Every recreational pursuit from golf, to tennis, to sailing has been waiting with bated breath for the retirement of the Baby Boomer generation. Economists assured us that as this group (the largest generation in history) retired, they would while away their sunset years spending their money like drunken sailors on a three-day shore leave. Instead, they’ve proven to be even cheaper than their parents.

Rather than buying boats or joining lawn bowling clubs, they’ve taken to mall walking, snow shoeing, hunting for the best $2.99 breakfast with free coffee refills and pouring over their grocery receipts looking for errors to be outraged at. Then they sit around complaining about the government, going to Rolling Stones concerts and reminding us how they stopped the Vietnam War. I often counter that Baby Boomers also assassinated Martin Luther King, JKF and institutionalized Apartheid – then I thank them for the national debt. I’m really not all that popular with my parent’s friends.

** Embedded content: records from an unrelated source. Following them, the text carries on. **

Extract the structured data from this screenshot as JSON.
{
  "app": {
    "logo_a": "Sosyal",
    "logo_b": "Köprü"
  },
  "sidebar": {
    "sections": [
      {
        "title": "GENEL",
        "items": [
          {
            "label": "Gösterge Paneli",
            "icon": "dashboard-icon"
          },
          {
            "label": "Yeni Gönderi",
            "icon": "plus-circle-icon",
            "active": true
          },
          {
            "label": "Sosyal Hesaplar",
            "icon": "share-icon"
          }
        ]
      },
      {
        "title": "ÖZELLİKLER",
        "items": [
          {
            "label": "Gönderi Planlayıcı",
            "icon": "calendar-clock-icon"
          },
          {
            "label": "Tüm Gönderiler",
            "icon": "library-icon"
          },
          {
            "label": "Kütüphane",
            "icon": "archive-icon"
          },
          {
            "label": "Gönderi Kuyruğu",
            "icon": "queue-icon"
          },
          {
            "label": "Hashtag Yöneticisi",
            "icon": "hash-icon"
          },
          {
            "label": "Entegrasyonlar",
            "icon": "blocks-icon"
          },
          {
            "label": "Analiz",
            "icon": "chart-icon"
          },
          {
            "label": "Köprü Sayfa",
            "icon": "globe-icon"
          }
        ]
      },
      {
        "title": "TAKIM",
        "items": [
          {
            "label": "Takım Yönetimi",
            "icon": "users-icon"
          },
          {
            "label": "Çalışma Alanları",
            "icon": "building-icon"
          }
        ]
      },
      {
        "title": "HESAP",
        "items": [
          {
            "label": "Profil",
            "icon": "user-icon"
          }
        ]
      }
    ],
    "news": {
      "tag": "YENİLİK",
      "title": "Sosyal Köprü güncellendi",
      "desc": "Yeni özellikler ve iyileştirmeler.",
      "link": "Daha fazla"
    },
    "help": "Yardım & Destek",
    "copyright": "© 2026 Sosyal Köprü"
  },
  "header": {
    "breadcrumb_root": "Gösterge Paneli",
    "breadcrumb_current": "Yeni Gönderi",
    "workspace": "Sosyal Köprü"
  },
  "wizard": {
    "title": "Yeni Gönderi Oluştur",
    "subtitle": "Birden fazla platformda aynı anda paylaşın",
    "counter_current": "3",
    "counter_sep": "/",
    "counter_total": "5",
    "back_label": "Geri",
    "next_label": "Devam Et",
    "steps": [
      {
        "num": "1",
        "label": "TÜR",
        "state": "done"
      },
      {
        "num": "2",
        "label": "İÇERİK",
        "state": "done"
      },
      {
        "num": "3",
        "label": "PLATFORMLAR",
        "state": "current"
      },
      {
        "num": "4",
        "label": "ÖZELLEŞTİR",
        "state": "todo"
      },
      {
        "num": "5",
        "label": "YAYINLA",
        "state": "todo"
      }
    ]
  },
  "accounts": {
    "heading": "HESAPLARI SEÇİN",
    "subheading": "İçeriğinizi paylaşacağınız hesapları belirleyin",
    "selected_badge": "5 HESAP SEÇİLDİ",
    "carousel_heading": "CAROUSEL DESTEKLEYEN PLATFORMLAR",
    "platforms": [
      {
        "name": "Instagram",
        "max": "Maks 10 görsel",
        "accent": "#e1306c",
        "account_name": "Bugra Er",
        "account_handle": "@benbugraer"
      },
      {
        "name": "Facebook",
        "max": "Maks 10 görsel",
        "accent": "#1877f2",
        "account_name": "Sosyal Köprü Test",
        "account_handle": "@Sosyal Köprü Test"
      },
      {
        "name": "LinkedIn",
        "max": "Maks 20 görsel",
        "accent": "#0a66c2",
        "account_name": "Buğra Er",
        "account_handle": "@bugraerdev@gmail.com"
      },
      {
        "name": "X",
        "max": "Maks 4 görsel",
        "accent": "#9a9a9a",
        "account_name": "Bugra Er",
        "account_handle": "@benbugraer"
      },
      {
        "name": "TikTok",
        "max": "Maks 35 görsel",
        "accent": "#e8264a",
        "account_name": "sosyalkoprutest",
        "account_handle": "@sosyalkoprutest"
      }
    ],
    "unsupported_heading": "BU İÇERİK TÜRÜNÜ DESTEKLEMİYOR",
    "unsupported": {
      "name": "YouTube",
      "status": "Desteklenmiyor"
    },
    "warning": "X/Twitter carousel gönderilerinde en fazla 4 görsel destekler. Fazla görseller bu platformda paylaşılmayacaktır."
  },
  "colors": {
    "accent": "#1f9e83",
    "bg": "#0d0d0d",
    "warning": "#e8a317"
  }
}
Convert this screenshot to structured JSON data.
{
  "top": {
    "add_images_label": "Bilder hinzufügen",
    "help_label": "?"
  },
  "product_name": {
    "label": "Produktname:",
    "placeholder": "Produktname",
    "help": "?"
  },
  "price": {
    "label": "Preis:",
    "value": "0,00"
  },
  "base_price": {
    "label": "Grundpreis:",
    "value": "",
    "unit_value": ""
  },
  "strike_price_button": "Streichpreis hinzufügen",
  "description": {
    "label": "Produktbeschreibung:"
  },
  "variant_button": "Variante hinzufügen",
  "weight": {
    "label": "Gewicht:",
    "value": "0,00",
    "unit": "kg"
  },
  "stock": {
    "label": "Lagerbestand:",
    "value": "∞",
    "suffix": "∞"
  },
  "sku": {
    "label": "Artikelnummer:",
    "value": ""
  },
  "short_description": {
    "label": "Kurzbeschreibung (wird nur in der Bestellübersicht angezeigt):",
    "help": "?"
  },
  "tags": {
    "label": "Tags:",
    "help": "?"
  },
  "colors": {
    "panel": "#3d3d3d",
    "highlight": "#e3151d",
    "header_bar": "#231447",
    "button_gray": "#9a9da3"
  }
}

The equine industry was also hoping to get its share of those retirement packages. And even though there were many proven, serviceable breeds of horses out there that would have been perfectly constructed and tempered for someone over 60 to have a pleasant and safe day of riding, economists (and their friends the demographers) insisted that the Boomers would be looking for something over-priced and under-tested. A visit to any hunt club would have shown us many Clydesdale crosses that can ferry a fragile octogenarian across hill and vale at a reasonable price. But instead, we scoured the planet, looking for fringe breeds that no one had ever heard of – the more exotic the locale, the better. While the offspring of a Mennonite Percheron, which broke into the buggy horse paddock one night, would be absolutely perfect for a retired person’s mount, it can’t touch the romance of some long forgotten (preferably hypoallergenic) breed from rural Kazakhstan.